Refira-se que o Comité da EMA volta a reunir-se a 6 de janeiro tendo sob a mesa a autorização de introdução no mercado da vacina da Moderna. Sendo que a agência norte-americana (FDA) autorizou já o uso de emergência de ambas.
Suíça aprovou no sábado
A Swissmedic, entidade responsável pela aprovação de produtos de saúde na Suíça, anunciou ter aprovado o uso da vacina contra a covid-19 desenvolvida pela Pfizer, considerando-a "segura e que os benefícios superam os riscos".
Onde já há autorização
A vacina já tem autorização em vários países, incluindo Estados Unidos, Reino Unido, Canadá, Singapura, México e Costa Rica.
Perguntas e Respostas
Sendo autorizada para o mercado europeu, estamos perante a vacina mais rápida da História?

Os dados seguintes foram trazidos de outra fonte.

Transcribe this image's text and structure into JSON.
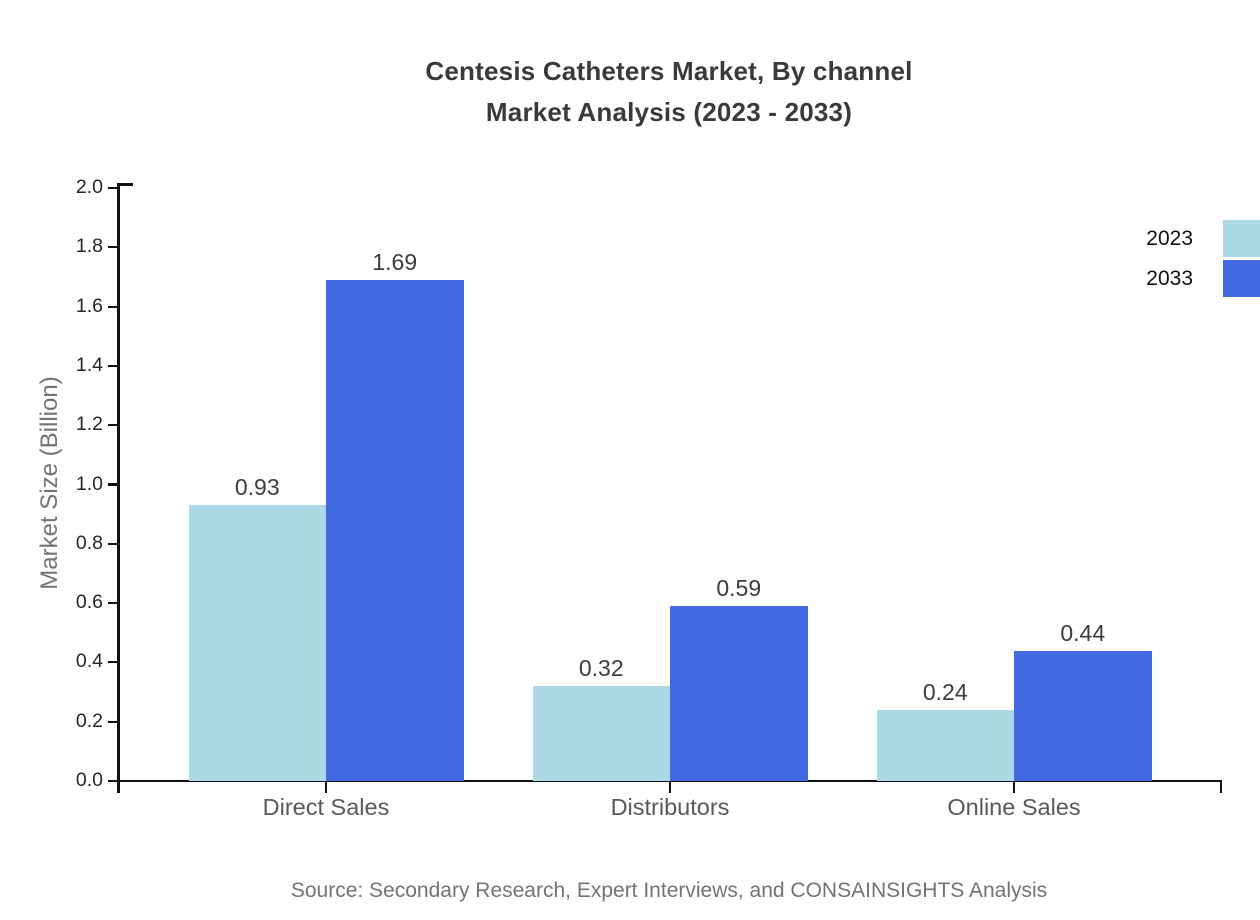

As empresas BioNTech (Alemanha) e Pfizer (EUA) já deixaram o seu marco quando o uso de emergência da vacina foi aprovado por países como o Reino Unido e os EUA. A luz verde para a Europa confirma um dia histórico para a Ciência, com a aprovação de uma vacina em poucos meses. Por comparação, a vacina contra a meningite demorou quase cem anos entre a descoberta do patógeno e a sua aprovação. Havendo doenças como a malária ou dengue a que a ciência não conseguiu ainda dar resposta.

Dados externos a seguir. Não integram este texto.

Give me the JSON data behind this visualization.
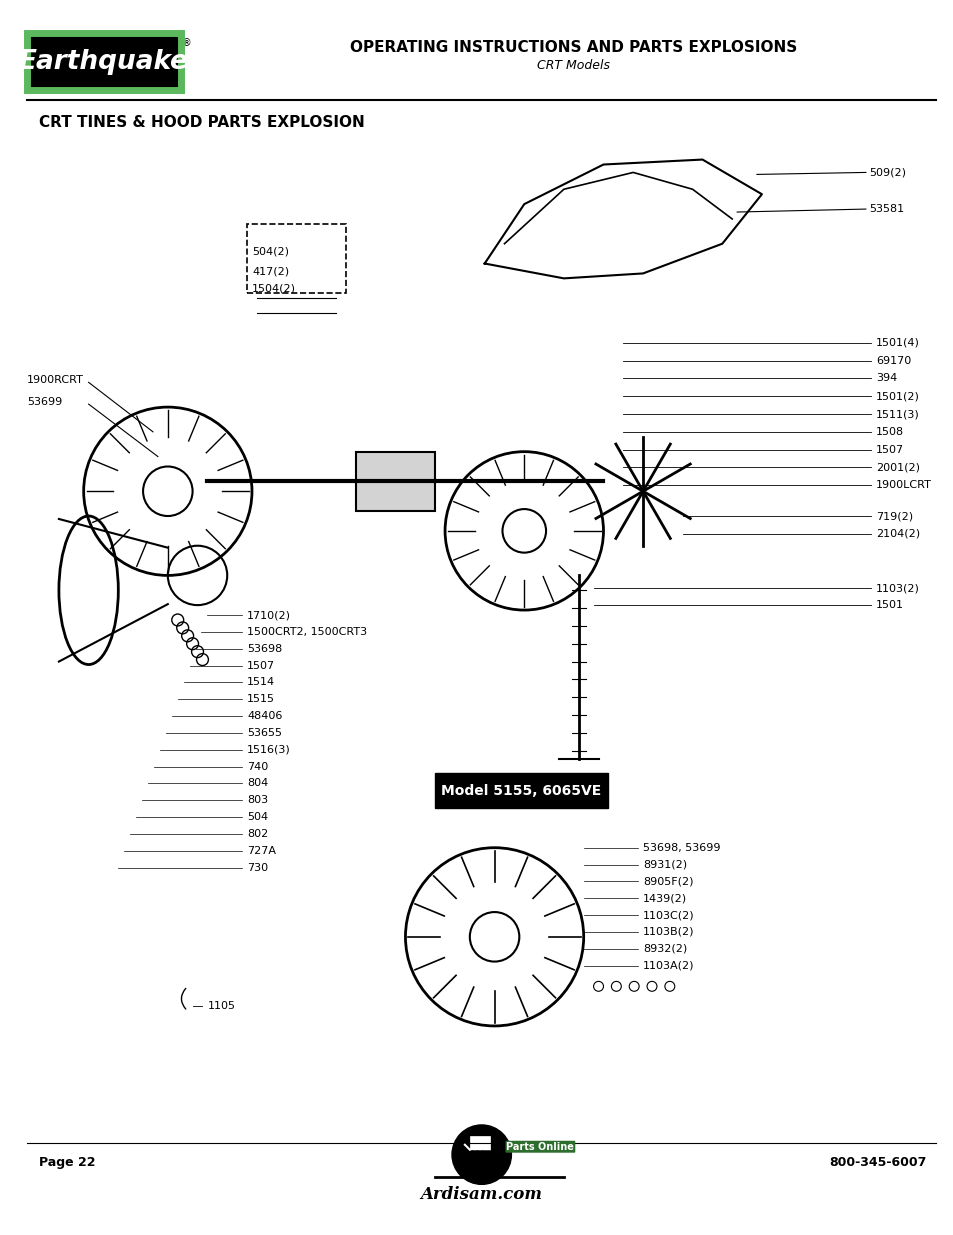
{
  "page_bg": "#ffffff",
  "title_main": "OPERATING INSTRUCTIONS AND PARTS EXPLOSIONS",
  "title_sub": "CRT Models",
  "section_title": "CRT TINES & HOOD PARTS EXPLOSION",
  "page_num": "Page 22",
  "phone": "800-345-6007",
  "website": "Ardisam.com",
  "logo_text": "Earthquake",
  "logo_bg": "#000000",
  "logo_border": "#5cb85c",
  "model_box_text": "Model 5155, 6065VE",
  "model_box_bg": "#000000",
  "model_box_text_color": "#ffffff",
  "right_labels_top": [
    "509(2)",
    "53581"
  ],
  "right_labels_mid": [
    "1501(4)",
    "69170",
    "394",
    "1501(2)",
    "1511(3)",
    "1508",
    "1507",
    "2001(2)",
    "1900LCRT"
  ],
  "right_labels_lower": [
    "719(2)",
    "2104(2)"
  ],
  "right_labels_bottom": [
    "1103(2)",
    "1501"
  ],
  "left_labels": [
    "1900RCRT",
    "53699"
  ],
  "bottom_center_labels": [
    "1710(2)",
    "1500CRT2, 1500CRT3",
    "53698",
    "1507",
    "1514",
    "1515",
    "48406",
    "53655",
    "1516(3)",
    "740",
    "804",
    "803",
    "504",
    "802",
    "727A",
    "730"
  ],
  "bottom_right_labels": [
    "53698, 53699",
    "8931(2)",
    "8905F(2)",
    "1439(2)",
    "1103C(2)",
    "1103B(2)",
    "8932(2)",
    "1103A(2)"
  ],
  "bottom_label": "1105"
}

Qual a importância da publicação do código genético do SARS-CoV-2?
Quando, a 12 de janeiro, a China publicou o código genético do vírus SARS-CoV-2, a BioNTech/Pfizer, especializada em tecnologia RNA mensageiro para doenças infeciosas, avançou para o desenvolvimento da vacina. Esta tecnologia, até agora nunca usada, dispensa a manipulação de vírus, como acontece nas vacinas tradicionais, que os abrandam ou inativam.
Num processo tão rápido, dispensaram-se fases do processo de validação?

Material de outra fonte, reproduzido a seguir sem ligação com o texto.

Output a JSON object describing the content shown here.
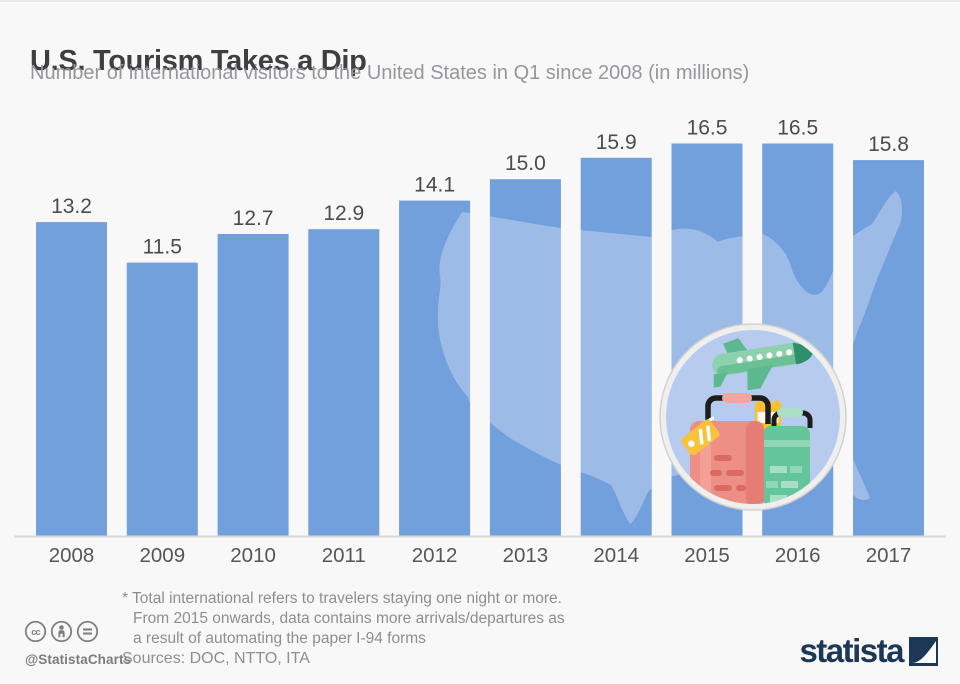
{
  "header": {
    "title": "U.S. Tourism Takes a Dip",
    "subtitle": "Number of international visitors to the United States in Q1 since 2008 (in millions)"
  },
  "chart_data": {
    "type": "bar",
    "categories": [
      "2008",
      "2009",
      "2010",
      "2011",
      "2012",
      "2013",
      "2014",
      "2015",
      "2016",
      "2017"
    ],
    "values": [
      13.2,
      11.5,
      12.7,
      12.9,
      14.1,
      15.0,
      15.9,
      16.5,
      16.5,
      15.8
    ],
    "title": "U.S. Tourism Takes a Dip",
    "xlabel": "",
    "ylabel": "",
    "ylim": [
      0,
      17.5
    ],
    "bar_color": "#72a0dd",
    "value_labels_shown": true,
    "grid": false,
    "legend": false,
    "decorations": [
      "us-map-silhouette",
      "travel-illustration-circle"
    ]
  },
  "footer": {
    "license": {
      "icons": [
        "cc",
        "attribution",
        "no-derivatives"
      ],
      "handle": "@StatistaCharts"
    },
    "footnote_lines": [
      "* Total international refers to travelers staying one night or more.",
      "From 2015 onwards, data contains more arrivals/departures as",
      "a result of automating the paper I-94 forms"
    ],
    "sources": "Sources: DOC, NTTO, ITA",
    "brand": "statista"
  },
  "colors": {
    "background": "#f8f8f9",
    "bar": "#72a0dd",
    "map_overlay": "rgba(255,255,255,0.3)",
    "baseline": "#d9d9d9",
    "title": "#3f3f41",
    "subtitle": "#97979b",
    "value_label": "#4c4c4f",
    "axis_label": "#56565a",
    "footnote": "#8e8e91",
    "brand_navy": "#1d3756",
    "circle_fill": "#b7cbef"
  }
}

Conforme a infografia explica, não se saltaram passos. Aceleraram-se. O que acontece é que, quando se chegava a meio de uma fase, avançou-se para a seguinte, quando no método tradicional só após a conclusão da primeira fase. Em emergência sanitária mundial, concentraram-se tempo e recursos. Daí que decorram ainda ensaios de nível II e III da vacina da Pfizer.
Que mecanismo regulatório permitiu que se acelerasse o processo de avaliação?
13155333
Chama-se "rolling review", isto é, revisão em contínuo, e é uma das ferramentas de regulação que a EMA usa para acelerar a avaliação de um medicamento durante uma emergência de saúde pública. Por norma, os dados sobre eficácia, segurança e qualidade de um medicamento são apresentados no início da avaliação de um pedido de autorização. Já a revisão em contínuo permite que o comité de peritos analise os dados à medida que vão chegando, a partir dos estudos em curso, antes mesmo de decidir que existem informações suficientes e que a empresa pode apresentar um pedido formal de introdução no mercado.
Como vão ser monitorizadas as reações adversas?
Até à data foram reportados quatro casos de reações adversas, que levaram as autoridades do Reino Unido e EUA a alertar que pessoas com histórico de alergias graves não devem ser imunizadas. A EMA já fez saber que durante dois anos vai monitorizar de perto a segurança das vacinas, centralizando os efeitos secundários no "EudraVigilance", sistema de vigilância europeu. O objetivo é identificar riscos para uma atuação rápida.